More high school students than ever before are passing the MCAS exams required to graduate, even before they reach senior year, the state Department of Education announced yesterday.
About 90 percent of students in the Class of 2006 have passed the English and math tests of the Massachusetts Comprehensive Assessment System after three tries. Their passing rate outpaces each senior class since 2003, when passing the MCAS exam became a requirement to earn a high school diploma. By contrast, 81 percent of seniors in the class of 2003 had passed the tests before their senior year began.
State education officials said they are pleased with the results, attributing them to high schools that have redesigned their daily lessons to match state academic standards in English and math. But others say that the statistics are not as rosy as they appear because they do not account for students who have dropped out.
Principals and administrators chalked up the results to extra tutoring, lessons that match the way questions are asked on the MCAS test, and more writing.
''We've all gotten better at what's expected," said Principal Charles Skidmore of Arlington High School, where 93 percent of incoming 12th-graders passed. ''I don't think there's any sleight of hand. I really do think people settled down and said we need to teach real literacy and numeracy skills."
Skidmore said they have to do test preparation, such as reviewing the types of questions asked.
In Boston, 74 percent of incoming high school seniors have passed the MCAS, compared with 72 percent of rising seniors a year ago and 68 percent two years ago. Some of the progress stems from test preparation, but not all, said Chris Coxon, deputy superintendent of teaching and learning.
''Teachers overall have become a lot smarter about their instruction," Coxon said. Teachers are ''really digging beyond the first level of questions of just facts, and getting at kids' thinking."
Students must score at least 220 on a scale of 200 to 280 points to pass. They take the MCAS test once as 10th-graders and can take it over again until they pass. They also must meet their high school's course requirements to earn a diploma.
''I am very pleased with the number of students we have meeting the MCAS standard, but we need to recognize that this standard is minimal," Education Commissioner David P. Driscoll said in a statement.
A Globe analysis last month found that 37 percent of incoming college students had to take a remedial course in the state's public colleges last year, even though they had passed the MCAS test.

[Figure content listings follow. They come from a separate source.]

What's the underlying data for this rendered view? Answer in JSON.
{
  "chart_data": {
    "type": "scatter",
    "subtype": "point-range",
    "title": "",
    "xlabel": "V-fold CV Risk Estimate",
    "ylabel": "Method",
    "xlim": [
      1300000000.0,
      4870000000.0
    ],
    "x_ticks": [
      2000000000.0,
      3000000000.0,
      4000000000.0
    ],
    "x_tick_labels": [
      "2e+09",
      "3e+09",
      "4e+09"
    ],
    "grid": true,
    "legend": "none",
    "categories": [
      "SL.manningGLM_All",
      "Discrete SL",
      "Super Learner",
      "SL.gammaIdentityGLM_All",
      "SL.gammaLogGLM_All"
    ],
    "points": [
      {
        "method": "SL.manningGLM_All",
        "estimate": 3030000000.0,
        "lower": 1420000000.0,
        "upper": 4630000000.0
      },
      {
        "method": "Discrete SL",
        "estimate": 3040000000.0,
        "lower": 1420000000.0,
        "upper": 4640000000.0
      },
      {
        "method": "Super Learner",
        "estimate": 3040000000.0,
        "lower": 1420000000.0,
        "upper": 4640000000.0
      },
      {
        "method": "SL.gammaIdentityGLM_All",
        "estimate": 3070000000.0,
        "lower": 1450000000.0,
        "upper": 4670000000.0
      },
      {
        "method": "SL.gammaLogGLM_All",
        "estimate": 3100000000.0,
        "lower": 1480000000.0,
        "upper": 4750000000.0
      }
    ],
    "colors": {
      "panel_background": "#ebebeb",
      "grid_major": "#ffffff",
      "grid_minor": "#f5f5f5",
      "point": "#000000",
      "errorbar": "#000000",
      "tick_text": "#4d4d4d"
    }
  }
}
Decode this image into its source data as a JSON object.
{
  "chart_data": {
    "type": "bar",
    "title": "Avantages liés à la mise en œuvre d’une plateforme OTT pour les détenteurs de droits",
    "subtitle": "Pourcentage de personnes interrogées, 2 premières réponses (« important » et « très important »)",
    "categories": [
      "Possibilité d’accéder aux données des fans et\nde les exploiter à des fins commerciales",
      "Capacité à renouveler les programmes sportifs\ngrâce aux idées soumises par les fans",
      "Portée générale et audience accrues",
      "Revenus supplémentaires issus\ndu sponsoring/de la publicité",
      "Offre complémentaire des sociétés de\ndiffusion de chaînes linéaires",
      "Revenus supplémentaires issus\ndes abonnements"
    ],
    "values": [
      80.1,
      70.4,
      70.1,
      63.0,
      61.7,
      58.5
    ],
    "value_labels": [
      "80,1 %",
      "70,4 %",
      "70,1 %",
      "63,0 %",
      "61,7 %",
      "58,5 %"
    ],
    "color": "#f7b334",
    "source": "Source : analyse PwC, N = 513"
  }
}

Yesterday's report showed that some students are making more headway than others in clearing the MCAS hurdle, regarded as one of the country's toughest graduation exit exams. About 94 percent of white 12th-graders and 91 percent of Asian 12th-graders passed MCAS. But about 75 percent of black 12th-graders and 71 percent of Hispanic 12th-graders passed.
The figures clash with estimates of the number of Massachusetts students who actually leave with a high school diploma. The Department of Education's own projections show that just 75 percent of ninth-graders typically graduate with a diploma four years later. And the Urban Institute, a nonprofit research organization in Washington, D.C., pegs Massachusetts' graduation rate at 71 percent.
Yesterday, the state reported that 61,564 out of 65,165 students, about 94 percent, in the senior class of 2005 passed the test. But far more students, 69,981, sat down to take the test two years earlier; judged against that larger number, the pass rate would dip to 88 percent.
Lisa Guisbond of the National Center for Fair and Open Testing, a Cambridge group opposed to the MCAS exam, said the passing rates are inflated because the state uses 12th grade instead of the larger 10th-grade enrollments to calculate who passed.
''The public's not getting accountability if we get this dishonest information," said Guisbond, an analyst at FairTest. ''They're pretending that gaps are closing because of their policies, and they're reporting it based on ignoring the existence of all these kids. That's really wrong."
Enrollment typically falls between 10th and 12th grade because students drop out, move, or transfer to private schools.
Driscoll was traveling out of state and could not be reached for an interview. In the past, he has said that it is unfair to assume that the students who have left the class would have failed the MCAS and thus lowered the pass rate.